Sur les conclusions à fin d'injonction :
6. Le présent arrêt, par lequel la Cour fait droit aux conclusions à fin d'annulation présentées par M. A..., n'implique pas, eu égard au motif d'annulation ci-dessus énoncé, que l'administration prenne une nouvelle décision dans un sens déterminé. Par suite, les conclusions du requérant tendant à ce que lui soit délivré un titre de séjour doivent être rejetées. Il y a seulement lieu d'enjoindre au préfet du Val-de-Marne de réexaminer la situation de M. A... dans un délai de deux mois à compter de la notification du présent arrêt.
Sur les conclusions tendant à l'application de l'article L. 761-1 du code de justice administrative :
7. Il y a lieu, dans les circonstances de l'espèce, de faire application des dispositions de l'article L. 761-1 du code de justice administrative et de mettre à la charge de l'Etat le versement à M. A... de la somme de 1 000 euros au titre des frais exposés par ce dernier et non compris dans les dépens.
DECIDE :
Article 1er : Le jugement n° 1803008 du 1er octobre 2019 du Tribunal administratif de Melun est annulé.
Article 2 : L'arrêté du 18 janvier 2018 par lequel le préfet du Val-de-Marne a refusé à M. A... la délivrance d'un titre de séjour, l'a obligé à quitter le territoire français et a fixé le pays de renvoi est annulé.
Article 3 : Il est enjoint au préfet du Val-de-Marne de procéder au réexamen de la situation de M. A... dans un délai de deux mois à compter de la notification du présent arrêt.
Article 4 : L'Etat versera une somme de 1 000 euros à M. A... au titre de l'article L. 761-1 du code de justice administrative.
Article 5 : Le surplus des conclusions de la requête est rejeté.
Article 6 : Le présent arrêt sera notifié à M. E... A... et au ministre de l'intérieur.
Copie en sera délivrée au préfet du Val-de-Marne.
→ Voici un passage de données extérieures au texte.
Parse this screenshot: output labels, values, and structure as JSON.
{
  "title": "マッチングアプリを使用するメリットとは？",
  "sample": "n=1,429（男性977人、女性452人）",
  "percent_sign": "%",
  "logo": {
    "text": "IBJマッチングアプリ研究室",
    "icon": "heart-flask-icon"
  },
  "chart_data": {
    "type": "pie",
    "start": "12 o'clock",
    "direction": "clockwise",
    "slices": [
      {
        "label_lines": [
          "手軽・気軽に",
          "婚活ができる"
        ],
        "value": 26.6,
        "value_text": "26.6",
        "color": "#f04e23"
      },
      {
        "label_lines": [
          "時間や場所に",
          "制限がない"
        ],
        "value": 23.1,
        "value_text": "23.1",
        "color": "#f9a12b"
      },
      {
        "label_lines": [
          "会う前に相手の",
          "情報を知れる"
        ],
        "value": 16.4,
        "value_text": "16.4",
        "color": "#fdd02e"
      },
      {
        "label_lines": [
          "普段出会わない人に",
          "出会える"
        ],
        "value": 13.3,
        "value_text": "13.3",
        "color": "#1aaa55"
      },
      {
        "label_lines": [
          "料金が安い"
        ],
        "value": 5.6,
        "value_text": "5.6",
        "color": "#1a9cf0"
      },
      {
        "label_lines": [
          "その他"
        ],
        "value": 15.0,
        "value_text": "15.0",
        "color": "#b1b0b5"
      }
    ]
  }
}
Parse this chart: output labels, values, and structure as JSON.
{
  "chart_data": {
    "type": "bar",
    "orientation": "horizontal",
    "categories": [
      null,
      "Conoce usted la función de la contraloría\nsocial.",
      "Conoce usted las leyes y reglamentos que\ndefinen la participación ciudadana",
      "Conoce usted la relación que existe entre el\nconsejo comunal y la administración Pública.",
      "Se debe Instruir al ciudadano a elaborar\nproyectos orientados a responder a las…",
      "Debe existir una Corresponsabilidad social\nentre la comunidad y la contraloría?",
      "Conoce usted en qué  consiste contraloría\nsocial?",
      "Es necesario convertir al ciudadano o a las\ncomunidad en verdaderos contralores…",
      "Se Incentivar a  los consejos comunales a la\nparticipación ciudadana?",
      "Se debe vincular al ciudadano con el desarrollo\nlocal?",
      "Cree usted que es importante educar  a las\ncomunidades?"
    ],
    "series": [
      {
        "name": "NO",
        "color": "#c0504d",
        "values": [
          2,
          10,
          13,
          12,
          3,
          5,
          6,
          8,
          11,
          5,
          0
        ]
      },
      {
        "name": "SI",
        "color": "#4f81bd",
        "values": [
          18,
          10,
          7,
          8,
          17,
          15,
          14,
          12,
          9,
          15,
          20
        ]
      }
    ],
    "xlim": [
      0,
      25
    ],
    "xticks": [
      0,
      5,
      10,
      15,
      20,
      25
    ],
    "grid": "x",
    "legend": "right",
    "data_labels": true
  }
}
Délibéré après l'audience du 12 mars 2021, à laquelle siégeaient :
- Mme D..., présidente,
- M. Mantz, premier conseiller,
- Mme B..., premier conseiller,
Rendu public par mise à disposition au greffe le 31 mars 2021.
Le rapporteur,
C. B...La présidente,
M. D... Le rapporteur,
C. B...La présidente,
M. D... Le rapporteur,
C. B...La présidente,
M. D...
Le greffier,
S. GASPAR
La République mande et ordonne au ministre de l'intérieur en ce qui le concerne ou à tous huissiers de justice à ce requis en ce qui concerne les voies de droit commun contre les parties privées, de pourvoir à l'exécution de la présente décision.